Notice this preserves the order of the keys in File1, and then the order of the selected text for that key within File2. It also fails to report that there are no matches for File1 4 and 7: the result of the split() is an empty array, so the for loop does zero iterations.

$ head File1 File2
==> File1 <==
ID
1
2
3
4
5
6
7

==> File2 <==
5 AC
2 EE
1 DC
3 HG
5 LS
2 MH
6 UV
$ cat Merge
#! /bin/bash --

Awk='
FNR == NR { X[$1] = X[$1] " " $2; next; }
{
    split (X[$1], V);
    for (j = 1; j in V; ++j) printf ("%s %s\n", $1, V[j]);
}
'
    awk "${Awk}" File2 File1

$ ./Merge
1 DC
2 EE
2 MH
3 HG
5 AC
5 LS
6 UV
$

So, exactly how does that relate to your protein/domain problem? Both the inputs to that already have two columns. You cannot expect to use those PF domains to match with, because they only occur in one of the files. So you presumably want to match the Streb values from protein-domain with the first column of protein-protein (or maybe the second column, or both columns -- who can tell ?)

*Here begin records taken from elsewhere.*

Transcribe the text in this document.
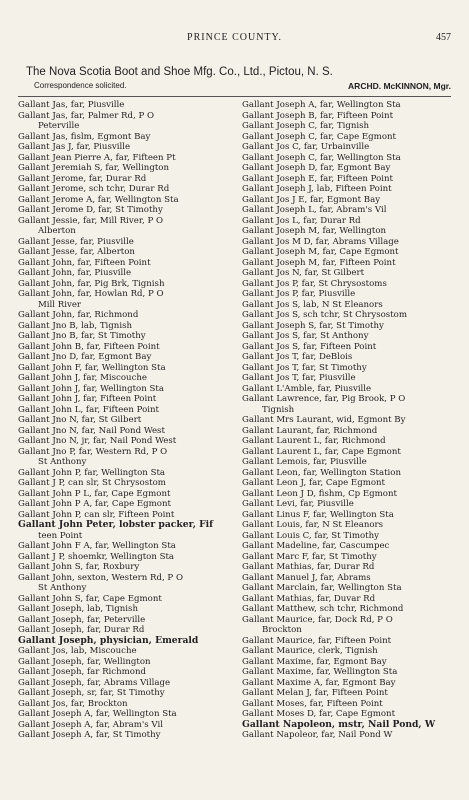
PRINCE COUNTY.	457
The Nova Scotia Boot and Shoe Mfg. Co., Ltd., Pictou, N. S.
Correspondence solicited.	ARCHD. McKINNON, Mgr.
Gallant Jas, far, Piusville
Gallant Jas, far, Palmer Rd, P O
Peterville
Gallant Jas, fislm, Egmont Bay
Gallant Jas J, far, Piusville
Gallant Jean Pierre A, far, Fifteen Pt
Gallant Jeremiah S, far, Wellington
Gallant Jerome, far, Durar Rd
Gallant Jerome, sch tchr, Durar Rd
Gallant Jerome A, far, Wellington Sta
Gallant Jerome D, far, St Timothy
Gallant Jessie, far, Mill River, P O
Alberton
Gallant Jesse, far, Piusville
Gallant Jesse, far, Alberton
Gallant John, far, Fifteen Point
Gallant John, far, Piusville
Gallant John, far, Pig Brk, Tignish
Gallant John, far, Howlan Rd, P O
Mill River
Gallant John, far, Richmond
Gallant Jno B, lab, Tignish
Gallant Jno B, far, St Timothy
Gallant John B, far, Fifteen Point
Gallant Jno D, far, Egmont Bay
Gallant John F, far, Wellington Sta
Gallant John J, far, Miscouche
Gallant John J, far, Wellington Sta
Gallant John J, far, Fifteen Point
Gallant John L, far, Fifteen Point
Gallant Jno N, far, St Gilbert
Gallant Jno N, far, Nail Pond West
Gallant Jno N, jr, far, Nail Pond West
Gallant Jno P, far, Western Rd, P O
St Anthony
Gallant John P, far, Wellington Sta
Gallant J P, can slr, St Chrysostom
Gallant John P L, far, Cape Egmont
Gallant John P A, far, Cape Egmont
Gallant John P, can slr, Fifteen Point
Gallant John Peter, lobster packer, Fif
teen Point
Gallant John F A, far, Wellington Sta
Gallant J P, shoemkr, Wellington Sta
Gallant John S, far, Roxbury
Gallant John, sexton, Western Rd, P O
St Anthony
Gallant John S, far, Cape Egmont
Gallant Joseph, lab, Tignish
Gallant Joseph, far, Peterville
Gallant Joseph, far, Durar Rd
Gallant Joseph, physician, Emerald
Gallant Jos, lab, Miscouche
Gallant Joseph, far, Wellington
Gallant Joseph, far Richmond
Gallant Joseph, far, Abrams Village
Gallant Joseph, sr, far, St Timothy
Gallant Jos, far, Brockton
Gallant Joseph A, far, Wellington Sta
Gallant Joseph A, far, Abram's Vil
Gallant Joseph A, far, St Timothy
Gallant Joseph A, far, Wellington Sta
Gallant Joseph B, far, Fifteen Point
Gallant Joseph C, far, Tignish
Gallant Joseph C, far, Cape Egmont
Gallant Jos C, far, Urbainville
Gallant Joseph C, far, Wellington Sta
Gallant Joseph D, far, Egmont Bay
Gallant Joseph E, far, Fifteen Point
Gallant Joseph J, lab, Fifteen Point
Gallant Jos J E, far, Egmont Bay
Gallant Joseph L, far, Abram's Vil
Gallant Jos L, far, Durar Rd
Gallant Joseph M, far, Wellington
Gallant Jos M D, far, Abrams Village
Gallant Joseph M, far, Cape Egmont
Gallant Joseph M, far, Fifteen Point
Gallant Jos N, far, St Gilbert
Gallant Jos P, far, St Chrysostoms
Gallant Jos P, far, Piusville
Gallant Jos S, lab, N St Eleanors
Gallant Jos S, sch tchr, St Chrysostom
Gallant Joseph S, far, St Timothy
Gallant Jos S, far, St Anthony
Gallant Jos S, far, Fifteen Point
Gallant Jos T, far, DeBlois
Gallant Jos T, far, St Timothy
Gallant Jos T, far, Piusville
Gallant L'Amble, far, Piusville
Gallant Lawrence, far, Pig Brook, P O
Tignish
Gallant Mrs Laurant, wid, Egmont By
Gallant Laurant, far, Richmond
Gallant Laurent L, far, Richmond
Gallant Laurent L, far, Cape Egmont
Gallant Lemois, far, Piusville
Gallant Leon, far, Wellington Station
Gallant Leon J, far, Cape Egmont
Gallant Leon J D, fishm, Cp Egmont
Gallant Levi, far, Piusville
Gallant Linus F, far, Wellington Sta
Gallant Louis, far, N St Eleanors
Gallant Louis C, far, St Timothy
Gallant Madeline, far, Cascumpec
Gallant Marc F, far, St Timothy
Gallant Mathias, far, Durar Rd
Gallant Manuel J, far, Abrams
Gallant Marclain, far, Wellington Sta
Gallant Mathias, far, Duvar Rd
Gallant Matthew, sch tchr, Richmond
Gallant Maurice, far, Dock Rd, P O
Brockton
Gallant Maurice, far, Fifteen Point
Gallant Maurice, clerk, Tignish
Gallant Maxime, far, Egmont Bay
Gallant Maxime, far, Wellington Sta
Gallant Maxime A, far, Egmont Bay
Gallant Melan J, far, Fifteen Point
Gallant Moses, far, Fifteen Point
Gallant Moses D, far, Cape Egmont
Gallant Napoleon, mstr, Nail Pond, W
Gallant Napoleor, far, Nail Pond W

Given your expected results posted 4 days ago, I assume you are trying to make 3 columns at this point, like:

PF00574.18 Streb.9G000290.1 Streb.3G016240.1

So we change the key column from $1 to $2, and index both protein columns, and try that.

#! /bin/bash --

Awk='
FNR == NR {
#.. Index both columns to each other.
    X[$1] = X[$1] " " $2;
    X[$2] = X[$2] " " $1;
    next;
}
{
    domain = $2; protein = $1;
    if (protein in X) {
        split (X[$1], V);
        for (j = 1; j in V; ++j)
            printf ("%s\t%s\t%s\n", domain, protein, V[j]);
    } else {
        printf ("%s\t%s\t%s\n", domain, protein, "No Matches");
    }
}
'
    awk "${Awk}" protein-protein.orig protein-domain.orig

$ ./Merger
domain	protein	No Matches
PF00574.18	Streb.9G000290.1	No Matches
PF01343.13	Streb.9G000290.1	No Matches
PF00069.20	Streb.9G025660.1	Streb.1G034750.1
PF07714.12	Streb.9G025660.1	Streb.1G034750.1
PF00388.14	Streb.9G011140.1	No Matches
PF00387.14	Streb.9G011140.1	No Matches
PF00168.25	Streb.9G011140.1	No Matches
PF09279.6	Streb.9G011140.1	No Matches
PF03998.8	Streb.9G011140.1	No Matches
PF13976.1	Streb.9G023250.1	No Matches
PF00665.21	Streb.9G023250.1	No Matches
PF03619.11	Streb.9G024400.1	No Matches
$

Why only two matches? Actually, the test data you provided produces no matches: it is completely inadequate. I sneaked an extra line into protein-protein.orig:

Streb.1G034750.1    Streb.9G025660.1

just to test that the script works.

Now would be a good time to re-read my post about why your results cannot be produced from your input, and maybe answer some of the questions in there.